Paul Carvel (Sel d'esprit (856), Laetoli, 2005)
Tous les hommes sont en faveur de la démocratie comme tous les vers sont en faveur des pommes.
Albert Brie (Le mot du silencieux, p.177, Fides, 1978)
C'est la forme la plus exquise du comportement politicien, qui consiste à utiliser un fait vrai pour en faire un mensonge.
René Barjavel (Demain le paradis, p. 138, Denoël)
Un politicien ne peut faire carrière sans mémoire, car il doit se souvenir de toutes les promesses qu'il lui faut oublier.
Fréderic Dard (Les pensées de San-Antonio, p.73, Éd. Pocket n°10342, 1996)
Conservateur n. Politicien qui affectionne les maux existants, qu'il ne faut pas confondre avec le Libéral qui souhaite les remplacer par d'autres.
Ambrose Bierce (Le dictionnaire du Diable, trad. Bernard Sallé, p.59, Rivages/Étranger, n°11)
Phare n. Construction élevée sise au bord de la mer, dans laquelle le gouvernement entretient une lampe et l'ami d'un politicien.
Ambrose Bierce (Le dictionnaire du Diable, trad. Bernard Sallé, p.210, Rivages/Étranger, n°11)
Pour les politiciens en campagne il y a des chers concitoyens. Une fois élus, il n'y a plus que des citoyens chers et cons.
Paul Carvel (Sel d'esprit (721), Laetoli, 2005)
Tous les politiciens sont opportunistes ; les plus habiles le sont au moment opportun.
Albert Brie (Le mot du silencieux, p.184, Fides, 1978)

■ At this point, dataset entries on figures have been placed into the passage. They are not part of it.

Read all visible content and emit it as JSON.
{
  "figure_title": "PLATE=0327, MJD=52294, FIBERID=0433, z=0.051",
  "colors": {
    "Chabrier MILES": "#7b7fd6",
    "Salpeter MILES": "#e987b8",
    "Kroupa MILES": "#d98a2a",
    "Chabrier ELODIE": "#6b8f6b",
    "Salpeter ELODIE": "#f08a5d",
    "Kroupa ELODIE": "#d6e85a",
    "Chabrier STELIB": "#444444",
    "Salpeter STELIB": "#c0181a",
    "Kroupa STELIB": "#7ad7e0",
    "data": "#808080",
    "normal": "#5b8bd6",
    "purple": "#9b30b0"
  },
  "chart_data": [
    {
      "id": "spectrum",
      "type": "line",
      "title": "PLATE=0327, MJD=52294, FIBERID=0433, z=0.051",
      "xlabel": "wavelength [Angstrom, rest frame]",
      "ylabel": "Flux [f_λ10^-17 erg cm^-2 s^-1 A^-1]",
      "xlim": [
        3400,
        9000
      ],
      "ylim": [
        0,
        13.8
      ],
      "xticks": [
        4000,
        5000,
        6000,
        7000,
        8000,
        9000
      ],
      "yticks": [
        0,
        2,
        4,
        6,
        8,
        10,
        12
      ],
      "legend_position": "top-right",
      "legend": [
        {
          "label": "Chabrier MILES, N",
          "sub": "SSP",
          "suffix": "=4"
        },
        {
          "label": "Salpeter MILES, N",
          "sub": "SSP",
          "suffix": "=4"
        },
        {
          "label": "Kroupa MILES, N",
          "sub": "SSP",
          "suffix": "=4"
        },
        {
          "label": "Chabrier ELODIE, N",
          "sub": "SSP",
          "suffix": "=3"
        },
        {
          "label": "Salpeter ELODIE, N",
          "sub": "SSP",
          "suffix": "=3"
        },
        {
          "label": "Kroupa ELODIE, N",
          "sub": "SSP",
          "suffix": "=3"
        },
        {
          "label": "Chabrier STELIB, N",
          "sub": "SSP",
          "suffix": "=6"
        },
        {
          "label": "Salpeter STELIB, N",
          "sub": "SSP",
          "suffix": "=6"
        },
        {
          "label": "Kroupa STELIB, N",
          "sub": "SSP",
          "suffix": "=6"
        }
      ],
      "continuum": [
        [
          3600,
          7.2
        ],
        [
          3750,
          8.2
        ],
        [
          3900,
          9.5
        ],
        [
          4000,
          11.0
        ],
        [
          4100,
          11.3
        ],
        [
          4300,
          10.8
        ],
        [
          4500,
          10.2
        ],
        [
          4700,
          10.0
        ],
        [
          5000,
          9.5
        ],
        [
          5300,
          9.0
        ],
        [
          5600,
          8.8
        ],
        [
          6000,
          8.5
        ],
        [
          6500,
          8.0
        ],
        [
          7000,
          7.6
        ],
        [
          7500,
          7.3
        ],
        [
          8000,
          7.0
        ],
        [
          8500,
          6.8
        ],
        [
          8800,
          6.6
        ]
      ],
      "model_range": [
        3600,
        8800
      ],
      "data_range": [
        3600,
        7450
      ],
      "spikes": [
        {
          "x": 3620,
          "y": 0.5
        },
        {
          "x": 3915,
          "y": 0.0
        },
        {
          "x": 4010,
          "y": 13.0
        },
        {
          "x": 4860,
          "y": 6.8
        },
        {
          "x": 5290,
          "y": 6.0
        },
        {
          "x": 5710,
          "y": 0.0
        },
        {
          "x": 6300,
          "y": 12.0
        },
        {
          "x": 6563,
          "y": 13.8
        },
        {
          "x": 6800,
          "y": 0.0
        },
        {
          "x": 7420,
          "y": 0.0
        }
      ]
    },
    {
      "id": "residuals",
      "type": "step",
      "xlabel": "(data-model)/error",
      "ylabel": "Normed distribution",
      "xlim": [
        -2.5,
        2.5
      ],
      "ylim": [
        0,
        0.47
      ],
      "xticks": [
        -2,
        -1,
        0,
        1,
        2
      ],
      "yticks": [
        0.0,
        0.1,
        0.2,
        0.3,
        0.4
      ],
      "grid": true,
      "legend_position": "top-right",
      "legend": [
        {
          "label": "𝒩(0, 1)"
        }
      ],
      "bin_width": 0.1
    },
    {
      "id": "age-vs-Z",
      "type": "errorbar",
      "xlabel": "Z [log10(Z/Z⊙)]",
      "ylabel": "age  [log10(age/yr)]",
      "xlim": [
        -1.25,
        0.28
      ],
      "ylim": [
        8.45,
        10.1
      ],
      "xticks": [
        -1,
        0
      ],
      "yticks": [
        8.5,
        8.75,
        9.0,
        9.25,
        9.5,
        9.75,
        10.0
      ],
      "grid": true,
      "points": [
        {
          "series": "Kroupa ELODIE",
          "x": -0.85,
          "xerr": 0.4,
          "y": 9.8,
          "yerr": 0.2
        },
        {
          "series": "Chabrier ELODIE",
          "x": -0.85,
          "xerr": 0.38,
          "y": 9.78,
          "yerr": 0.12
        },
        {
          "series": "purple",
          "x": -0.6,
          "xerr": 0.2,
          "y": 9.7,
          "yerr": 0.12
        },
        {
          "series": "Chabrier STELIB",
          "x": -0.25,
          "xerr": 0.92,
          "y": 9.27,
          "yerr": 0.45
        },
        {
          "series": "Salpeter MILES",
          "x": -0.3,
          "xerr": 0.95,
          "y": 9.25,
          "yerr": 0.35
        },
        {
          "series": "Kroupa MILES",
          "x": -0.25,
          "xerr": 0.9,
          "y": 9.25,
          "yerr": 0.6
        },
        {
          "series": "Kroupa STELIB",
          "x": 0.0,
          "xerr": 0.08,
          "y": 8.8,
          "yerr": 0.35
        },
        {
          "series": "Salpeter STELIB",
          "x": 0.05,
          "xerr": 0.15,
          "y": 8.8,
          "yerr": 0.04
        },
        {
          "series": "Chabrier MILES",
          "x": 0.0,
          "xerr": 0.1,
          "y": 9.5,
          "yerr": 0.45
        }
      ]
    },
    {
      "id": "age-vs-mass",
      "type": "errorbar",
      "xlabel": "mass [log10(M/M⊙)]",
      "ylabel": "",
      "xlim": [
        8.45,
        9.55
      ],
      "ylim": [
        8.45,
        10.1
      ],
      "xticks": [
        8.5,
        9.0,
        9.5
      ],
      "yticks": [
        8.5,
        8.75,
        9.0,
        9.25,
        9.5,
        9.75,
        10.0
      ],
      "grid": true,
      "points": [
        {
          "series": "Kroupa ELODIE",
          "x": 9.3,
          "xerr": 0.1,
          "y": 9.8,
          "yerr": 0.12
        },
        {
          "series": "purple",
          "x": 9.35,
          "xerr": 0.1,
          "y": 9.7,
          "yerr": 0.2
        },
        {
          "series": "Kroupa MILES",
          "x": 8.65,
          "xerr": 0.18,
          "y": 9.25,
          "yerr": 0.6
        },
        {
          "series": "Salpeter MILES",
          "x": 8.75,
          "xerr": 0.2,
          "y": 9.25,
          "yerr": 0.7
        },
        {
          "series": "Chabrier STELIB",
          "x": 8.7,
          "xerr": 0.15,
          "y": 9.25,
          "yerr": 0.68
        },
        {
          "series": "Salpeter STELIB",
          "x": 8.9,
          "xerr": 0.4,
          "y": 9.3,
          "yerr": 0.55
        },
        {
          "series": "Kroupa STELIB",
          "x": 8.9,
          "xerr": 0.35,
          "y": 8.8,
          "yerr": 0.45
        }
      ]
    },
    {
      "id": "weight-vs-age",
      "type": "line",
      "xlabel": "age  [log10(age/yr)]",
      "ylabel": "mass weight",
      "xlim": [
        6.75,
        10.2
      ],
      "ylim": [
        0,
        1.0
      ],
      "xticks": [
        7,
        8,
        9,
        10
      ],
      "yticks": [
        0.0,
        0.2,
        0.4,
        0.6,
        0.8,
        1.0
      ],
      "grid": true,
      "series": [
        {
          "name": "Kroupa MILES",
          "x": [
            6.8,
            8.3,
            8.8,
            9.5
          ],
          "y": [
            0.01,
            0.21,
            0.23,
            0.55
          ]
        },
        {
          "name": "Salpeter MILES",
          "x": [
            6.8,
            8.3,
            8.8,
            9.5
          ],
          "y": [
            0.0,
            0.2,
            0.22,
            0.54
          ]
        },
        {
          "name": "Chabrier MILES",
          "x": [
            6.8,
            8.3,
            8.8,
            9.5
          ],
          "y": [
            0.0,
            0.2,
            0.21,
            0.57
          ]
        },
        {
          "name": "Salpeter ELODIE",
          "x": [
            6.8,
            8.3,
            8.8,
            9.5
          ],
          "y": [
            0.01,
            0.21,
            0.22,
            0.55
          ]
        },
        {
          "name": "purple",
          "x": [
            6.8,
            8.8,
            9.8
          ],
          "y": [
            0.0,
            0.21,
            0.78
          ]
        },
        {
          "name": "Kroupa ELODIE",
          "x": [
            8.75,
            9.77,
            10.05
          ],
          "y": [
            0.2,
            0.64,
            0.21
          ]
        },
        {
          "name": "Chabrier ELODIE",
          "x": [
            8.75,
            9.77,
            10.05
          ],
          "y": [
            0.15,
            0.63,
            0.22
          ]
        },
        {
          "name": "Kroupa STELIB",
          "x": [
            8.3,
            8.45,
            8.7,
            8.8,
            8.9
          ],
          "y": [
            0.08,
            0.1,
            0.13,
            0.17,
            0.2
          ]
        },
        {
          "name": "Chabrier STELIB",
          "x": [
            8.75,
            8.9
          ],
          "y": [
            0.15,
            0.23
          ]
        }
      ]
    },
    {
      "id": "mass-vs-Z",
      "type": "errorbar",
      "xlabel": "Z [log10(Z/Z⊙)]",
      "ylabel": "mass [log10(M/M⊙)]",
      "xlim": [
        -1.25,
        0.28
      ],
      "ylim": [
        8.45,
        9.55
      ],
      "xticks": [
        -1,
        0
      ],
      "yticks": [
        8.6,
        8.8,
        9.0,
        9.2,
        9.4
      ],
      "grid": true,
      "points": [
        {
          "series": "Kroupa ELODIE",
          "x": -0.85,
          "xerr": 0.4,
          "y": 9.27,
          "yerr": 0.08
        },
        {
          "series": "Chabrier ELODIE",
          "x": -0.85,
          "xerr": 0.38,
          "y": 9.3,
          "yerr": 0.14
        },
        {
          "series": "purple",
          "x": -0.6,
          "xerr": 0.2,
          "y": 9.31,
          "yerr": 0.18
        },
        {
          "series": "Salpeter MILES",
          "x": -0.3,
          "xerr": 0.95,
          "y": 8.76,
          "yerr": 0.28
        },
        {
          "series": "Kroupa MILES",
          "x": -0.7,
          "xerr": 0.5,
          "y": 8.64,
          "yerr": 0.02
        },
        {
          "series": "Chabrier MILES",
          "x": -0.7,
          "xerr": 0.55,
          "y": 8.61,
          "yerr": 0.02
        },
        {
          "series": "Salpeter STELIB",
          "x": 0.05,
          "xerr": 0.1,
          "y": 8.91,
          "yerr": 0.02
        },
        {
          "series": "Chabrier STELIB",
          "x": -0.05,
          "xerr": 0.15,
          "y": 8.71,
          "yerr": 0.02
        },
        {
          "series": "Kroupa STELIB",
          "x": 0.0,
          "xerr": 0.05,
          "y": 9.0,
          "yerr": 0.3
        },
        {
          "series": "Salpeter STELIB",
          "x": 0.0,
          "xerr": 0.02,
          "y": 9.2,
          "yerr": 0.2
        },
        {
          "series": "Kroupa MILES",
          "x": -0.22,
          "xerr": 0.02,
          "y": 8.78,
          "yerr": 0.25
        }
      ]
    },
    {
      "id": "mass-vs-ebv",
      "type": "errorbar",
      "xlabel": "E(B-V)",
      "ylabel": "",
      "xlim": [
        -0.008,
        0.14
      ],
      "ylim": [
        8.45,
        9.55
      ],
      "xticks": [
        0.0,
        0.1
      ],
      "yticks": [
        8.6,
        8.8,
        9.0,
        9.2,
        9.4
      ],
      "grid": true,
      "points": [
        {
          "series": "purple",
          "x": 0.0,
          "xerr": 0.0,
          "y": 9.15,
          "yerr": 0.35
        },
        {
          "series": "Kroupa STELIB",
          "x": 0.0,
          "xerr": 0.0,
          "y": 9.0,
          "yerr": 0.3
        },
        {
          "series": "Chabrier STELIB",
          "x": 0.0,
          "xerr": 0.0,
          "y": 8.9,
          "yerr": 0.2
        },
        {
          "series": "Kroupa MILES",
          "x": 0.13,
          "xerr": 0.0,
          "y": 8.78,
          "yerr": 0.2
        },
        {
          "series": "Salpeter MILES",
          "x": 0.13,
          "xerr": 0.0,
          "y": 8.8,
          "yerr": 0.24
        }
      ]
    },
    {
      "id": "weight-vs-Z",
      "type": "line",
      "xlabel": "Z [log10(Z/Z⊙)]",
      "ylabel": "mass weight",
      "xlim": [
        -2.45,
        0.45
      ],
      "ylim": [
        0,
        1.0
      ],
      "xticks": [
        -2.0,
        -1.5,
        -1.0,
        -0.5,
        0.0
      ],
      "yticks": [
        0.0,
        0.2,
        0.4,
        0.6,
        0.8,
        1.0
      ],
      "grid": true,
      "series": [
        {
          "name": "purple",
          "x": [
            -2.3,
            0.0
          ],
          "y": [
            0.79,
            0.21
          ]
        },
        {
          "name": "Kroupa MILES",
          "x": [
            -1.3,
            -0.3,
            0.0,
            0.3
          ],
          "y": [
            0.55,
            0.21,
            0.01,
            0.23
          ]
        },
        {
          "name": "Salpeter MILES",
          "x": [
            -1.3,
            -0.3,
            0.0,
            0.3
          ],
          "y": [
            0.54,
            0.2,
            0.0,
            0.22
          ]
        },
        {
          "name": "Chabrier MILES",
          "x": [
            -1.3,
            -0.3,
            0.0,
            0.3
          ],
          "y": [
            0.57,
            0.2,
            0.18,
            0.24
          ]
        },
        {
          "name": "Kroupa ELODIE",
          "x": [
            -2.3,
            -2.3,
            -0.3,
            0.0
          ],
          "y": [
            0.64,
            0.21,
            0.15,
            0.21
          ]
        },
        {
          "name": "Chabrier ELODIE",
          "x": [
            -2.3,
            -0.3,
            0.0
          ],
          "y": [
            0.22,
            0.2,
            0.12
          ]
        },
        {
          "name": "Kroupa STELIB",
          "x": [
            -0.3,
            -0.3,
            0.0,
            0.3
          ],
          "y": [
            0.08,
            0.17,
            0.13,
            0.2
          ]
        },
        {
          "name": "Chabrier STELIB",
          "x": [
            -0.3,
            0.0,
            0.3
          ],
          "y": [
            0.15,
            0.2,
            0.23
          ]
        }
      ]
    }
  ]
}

On sait ce que promettre veut dire. Les promesses électorales ressemblent aux serments d'amour. Elles sont un accompagnement obligé du jeu. Pour cette raison, si l'on pardonne l'aveuglement du politicien, l'amoureux a une excuse qui manque à celui-là, celle de n'abuser qu'une personne à la fois.
Albert Brie (Le mot du silencieux, p.188, Fides, 1978)
Il est bien admis que les politiciens pratiquent couramment le mensonge. Si l'un d'eux prend l'habitude de dire la vérité, le peuple peut aller jusqu'à se demander si cet original ne manque pas à son devoir professionnel.